Why was `url` property removed from client middleware?
Closed this issue · 3 comments
In #29 the url property from interface MiddlewareConfig
was removed. Any specific reason for this? I was using it in my app and now i cannot check which url the request is being sent to.
Example:
client.use((config, next) => {
const auth = localStorage.getItem("auth");
if (auth && !config.url?.includes("auth")) {
config.headers["authorization"] = `bearer ${auth}`;
}
return next(config);
});
Hey @antonioorct thanks for reporting this. First off, I apologize for the thrash here.

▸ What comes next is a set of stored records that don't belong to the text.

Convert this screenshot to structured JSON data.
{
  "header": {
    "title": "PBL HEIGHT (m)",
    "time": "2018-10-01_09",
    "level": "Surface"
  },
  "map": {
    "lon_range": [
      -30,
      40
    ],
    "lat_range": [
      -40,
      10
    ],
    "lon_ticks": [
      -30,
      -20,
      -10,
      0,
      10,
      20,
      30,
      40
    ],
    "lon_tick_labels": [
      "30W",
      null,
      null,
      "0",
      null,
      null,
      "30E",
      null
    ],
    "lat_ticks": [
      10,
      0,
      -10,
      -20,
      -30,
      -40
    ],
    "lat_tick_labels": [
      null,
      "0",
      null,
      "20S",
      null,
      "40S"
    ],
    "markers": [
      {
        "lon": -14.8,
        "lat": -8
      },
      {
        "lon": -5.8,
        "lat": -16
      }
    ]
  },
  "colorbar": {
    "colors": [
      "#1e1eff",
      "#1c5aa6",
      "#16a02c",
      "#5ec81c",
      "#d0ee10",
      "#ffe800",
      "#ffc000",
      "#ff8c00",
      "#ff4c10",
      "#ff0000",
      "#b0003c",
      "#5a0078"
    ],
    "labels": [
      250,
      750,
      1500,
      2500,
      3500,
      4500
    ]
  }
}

My intention was to replace url
with baseURL
, prefix
and path
for API consistency:
interface MiddlewareConfig {
/**
* The base URL for the RPC. The service path will be appended to this string.
*/
baseURL: string;
/**
* HTTP headers to include in the RPC.
*/
headers: Record<string, string>;
/**
* A path prefix such as "/my/custom/prefix". Defaults to "/twirp", but can be set to "".
*/
prefix: string;
/**
* The URL path (excluding the prefix) for the RPC.
*/
path: string;
}
I see overlooked adding path in #29 !
I'm curious on your thoughts on the developer experience here though. Do you have a preference for interacting with the distinct parts (baseURL
, prefix
and path
) vs url
?
I'm curious if preserving the distinct parts simply adds cognitive overhead when working with the full url is sufficient (and maybe more ergonomic!)
The later would look like what you were using prior to #29:
interface MiddlewareConfig {
/**
* HTTP headers to include in the RPC.
*/
headers: Record<string, string>;
/**
* The URL for the RPC.
*/
url: string;
}
@tatethurston IMO, having the url
split into its corresponding parts is much more intuitive and allows for more fine grained searching, specifically in my example i only need the path
part of the url. And in general i doubt you'd ever need to search the url
as a whole.
@antonioorct would having the ‘service’ and ‘method’ be more helpful than the path? I could see having that available as readonly fields in the config/context object (eg service: “Haberdasher”, method: “MakeHat”).